3. How does the play fit into Shakespeare’s career?
Written around the same time as Henry VI, Part 3, The Comedy of Errors came early in Shakespeare’s career, and it shows an initial interest in classical comedy. Here, but adding a second set of twins, he doubles the trouble of Plautus’s Menechmus.

4. How is this play like Shakespeare’s other plays?
Shipwreck, separated twins, linguistic clowns, men who need to grow up, women who help them, and a big reunion at the end – all of it is here in one of his earliest plays.

5. How is this play unlike other Shakespeare plays?
The Comedy of Errors is Shakespeare’s shortest play and, with The Tempest, one of only two that obeys the classical rules of unity of time (action takes place in one day) and unity of action (action takes place in one location).

6. What do scholars think about this play?
Although the play is popular with audiences, scholars admire it for little more than its clockwork plot and find its characters more two dimensional than those in Shakespeare’s other plays.

7. Is there any controversy surrounding the work?
Ben Jonson objected to the play because finding one set of actors that look like twins is hard enough, and this play calls for two such sets.
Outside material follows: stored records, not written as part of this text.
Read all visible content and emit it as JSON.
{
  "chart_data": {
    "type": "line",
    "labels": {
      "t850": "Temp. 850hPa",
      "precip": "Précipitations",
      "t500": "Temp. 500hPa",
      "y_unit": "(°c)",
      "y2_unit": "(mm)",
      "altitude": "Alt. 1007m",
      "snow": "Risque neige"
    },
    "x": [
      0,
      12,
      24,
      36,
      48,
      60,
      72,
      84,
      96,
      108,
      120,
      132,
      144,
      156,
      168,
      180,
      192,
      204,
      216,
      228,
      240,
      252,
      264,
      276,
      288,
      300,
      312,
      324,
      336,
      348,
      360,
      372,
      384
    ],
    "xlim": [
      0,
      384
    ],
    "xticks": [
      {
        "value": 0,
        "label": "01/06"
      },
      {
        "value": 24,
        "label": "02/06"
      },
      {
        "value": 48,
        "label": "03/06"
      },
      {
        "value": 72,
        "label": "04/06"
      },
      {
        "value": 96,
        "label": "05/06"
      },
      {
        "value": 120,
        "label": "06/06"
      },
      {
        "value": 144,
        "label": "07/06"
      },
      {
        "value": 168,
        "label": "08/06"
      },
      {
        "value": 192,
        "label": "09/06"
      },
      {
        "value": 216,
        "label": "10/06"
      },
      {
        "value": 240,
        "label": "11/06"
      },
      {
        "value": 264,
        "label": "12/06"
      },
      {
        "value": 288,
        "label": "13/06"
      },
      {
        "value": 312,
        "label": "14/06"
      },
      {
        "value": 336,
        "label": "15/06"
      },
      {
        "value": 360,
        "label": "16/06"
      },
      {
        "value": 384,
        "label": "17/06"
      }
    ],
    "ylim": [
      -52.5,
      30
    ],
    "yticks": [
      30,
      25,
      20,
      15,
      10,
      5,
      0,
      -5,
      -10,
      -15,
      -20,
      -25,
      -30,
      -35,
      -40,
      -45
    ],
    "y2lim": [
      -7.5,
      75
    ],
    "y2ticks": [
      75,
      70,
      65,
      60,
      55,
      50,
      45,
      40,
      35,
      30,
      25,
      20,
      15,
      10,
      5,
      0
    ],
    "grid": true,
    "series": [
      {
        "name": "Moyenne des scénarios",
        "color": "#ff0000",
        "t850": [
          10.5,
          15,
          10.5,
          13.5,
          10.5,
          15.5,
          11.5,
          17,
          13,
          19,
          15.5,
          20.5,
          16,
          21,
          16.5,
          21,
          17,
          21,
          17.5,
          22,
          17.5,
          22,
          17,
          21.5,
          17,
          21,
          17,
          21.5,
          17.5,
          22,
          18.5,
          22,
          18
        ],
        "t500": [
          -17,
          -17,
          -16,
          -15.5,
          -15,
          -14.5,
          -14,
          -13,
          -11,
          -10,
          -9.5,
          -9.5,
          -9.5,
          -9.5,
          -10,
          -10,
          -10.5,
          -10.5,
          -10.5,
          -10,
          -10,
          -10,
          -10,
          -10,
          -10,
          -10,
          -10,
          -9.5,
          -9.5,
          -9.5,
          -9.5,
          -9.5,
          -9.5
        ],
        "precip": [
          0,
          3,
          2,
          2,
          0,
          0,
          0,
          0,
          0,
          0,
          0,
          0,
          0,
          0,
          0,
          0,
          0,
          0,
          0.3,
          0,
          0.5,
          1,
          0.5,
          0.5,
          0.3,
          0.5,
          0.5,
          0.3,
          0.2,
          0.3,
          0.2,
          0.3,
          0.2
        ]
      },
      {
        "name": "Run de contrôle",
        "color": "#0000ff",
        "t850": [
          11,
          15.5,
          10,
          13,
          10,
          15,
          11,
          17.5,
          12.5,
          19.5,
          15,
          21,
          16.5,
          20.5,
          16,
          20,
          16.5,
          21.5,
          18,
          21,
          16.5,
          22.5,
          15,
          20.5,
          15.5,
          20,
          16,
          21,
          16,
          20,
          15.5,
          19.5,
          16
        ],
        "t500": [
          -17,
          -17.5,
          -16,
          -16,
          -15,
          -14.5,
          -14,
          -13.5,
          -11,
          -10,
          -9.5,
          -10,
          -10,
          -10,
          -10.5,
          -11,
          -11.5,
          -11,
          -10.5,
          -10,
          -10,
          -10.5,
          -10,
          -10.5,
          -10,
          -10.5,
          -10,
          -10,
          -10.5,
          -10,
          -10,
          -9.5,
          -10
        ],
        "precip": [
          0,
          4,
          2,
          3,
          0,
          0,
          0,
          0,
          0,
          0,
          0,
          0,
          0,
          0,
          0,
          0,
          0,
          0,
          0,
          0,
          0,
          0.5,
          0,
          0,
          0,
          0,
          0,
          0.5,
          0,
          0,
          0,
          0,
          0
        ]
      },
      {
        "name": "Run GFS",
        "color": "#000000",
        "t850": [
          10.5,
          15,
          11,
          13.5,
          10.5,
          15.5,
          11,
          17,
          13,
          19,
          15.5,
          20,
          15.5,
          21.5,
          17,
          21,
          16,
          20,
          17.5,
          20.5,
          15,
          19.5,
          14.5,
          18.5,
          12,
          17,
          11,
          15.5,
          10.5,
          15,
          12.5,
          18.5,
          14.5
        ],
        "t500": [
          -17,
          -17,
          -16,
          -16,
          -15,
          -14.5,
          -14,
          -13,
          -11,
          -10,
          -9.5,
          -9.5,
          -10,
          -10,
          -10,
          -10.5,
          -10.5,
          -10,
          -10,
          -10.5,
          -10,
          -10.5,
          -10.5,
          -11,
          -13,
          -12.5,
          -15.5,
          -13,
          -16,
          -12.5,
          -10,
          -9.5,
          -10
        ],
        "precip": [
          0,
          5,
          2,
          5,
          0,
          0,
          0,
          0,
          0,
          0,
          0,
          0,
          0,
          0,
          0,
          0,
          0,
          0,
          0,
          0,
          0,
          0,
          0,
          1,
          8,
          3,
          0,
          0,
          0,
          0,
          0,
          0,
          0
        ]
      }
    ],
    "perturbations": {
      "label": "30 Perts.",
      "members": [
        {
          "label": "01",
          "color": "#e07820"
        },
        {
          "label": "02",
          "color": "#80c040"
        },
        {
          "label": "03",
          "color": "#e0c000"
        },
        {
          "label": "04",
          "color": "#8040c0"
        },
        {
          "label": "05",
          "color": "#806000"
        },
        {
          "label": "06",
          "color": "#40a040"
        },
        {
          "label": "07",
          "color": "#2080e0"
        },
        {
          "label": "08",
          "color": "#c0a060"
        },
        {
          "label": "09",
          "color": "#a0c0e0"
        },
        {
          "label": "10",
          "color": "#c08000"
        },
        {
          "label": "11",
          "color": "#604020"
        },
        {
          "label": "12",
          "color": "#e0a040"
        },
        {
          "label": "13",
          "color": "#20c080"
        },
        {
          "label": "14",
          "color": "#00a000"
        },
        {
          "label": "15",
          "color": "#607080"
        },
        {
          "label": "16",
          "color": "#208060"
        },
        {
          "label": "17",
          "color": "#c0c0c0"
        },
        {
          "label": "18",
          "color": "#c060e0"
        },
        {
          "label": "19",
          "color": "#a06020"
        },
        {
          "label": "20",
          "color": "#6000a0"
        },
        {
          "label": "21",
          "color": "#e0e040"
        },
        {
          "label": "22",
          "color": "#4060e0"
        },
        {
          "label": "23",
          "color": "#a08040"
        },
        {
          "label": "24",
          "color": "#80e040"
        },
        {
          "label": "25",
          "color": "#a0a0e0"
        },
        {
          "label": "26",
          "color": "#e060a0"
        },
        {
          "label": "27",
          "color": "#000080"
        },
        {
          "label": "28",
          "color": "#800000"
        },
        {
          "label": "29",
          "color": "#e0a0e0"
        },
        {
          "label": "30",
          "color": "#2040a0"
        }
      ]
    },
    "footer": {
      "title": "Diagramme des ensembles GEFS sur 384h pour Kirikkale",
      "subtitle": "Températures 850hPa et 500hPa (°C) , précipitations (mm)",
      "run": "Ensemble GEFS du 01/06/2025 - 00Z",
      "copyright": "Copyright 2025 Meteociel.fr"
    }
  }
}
Sadly, some directors, afflicted with a Jonsonian literal mindedness, miss the point as well and cast a single actor for each set of twins. I would have such vandals whipped.

8. What characters should I especially look out for?
Perhaps because I saw Judi Dench play the part, I have always thought Adriana a character of great depth.

9. What scene should I especially look for?
Act Three, scene one, in which Antipholus of Ephesus finds himself locked out of his own house, is the play’s tour de farce.

10. What is the language like?
The two Dromios take delight in making bad Elizabethan jokes. The higher characters speak in regular iambic pentameter verse, and the lovers rhyme. Easy stuff.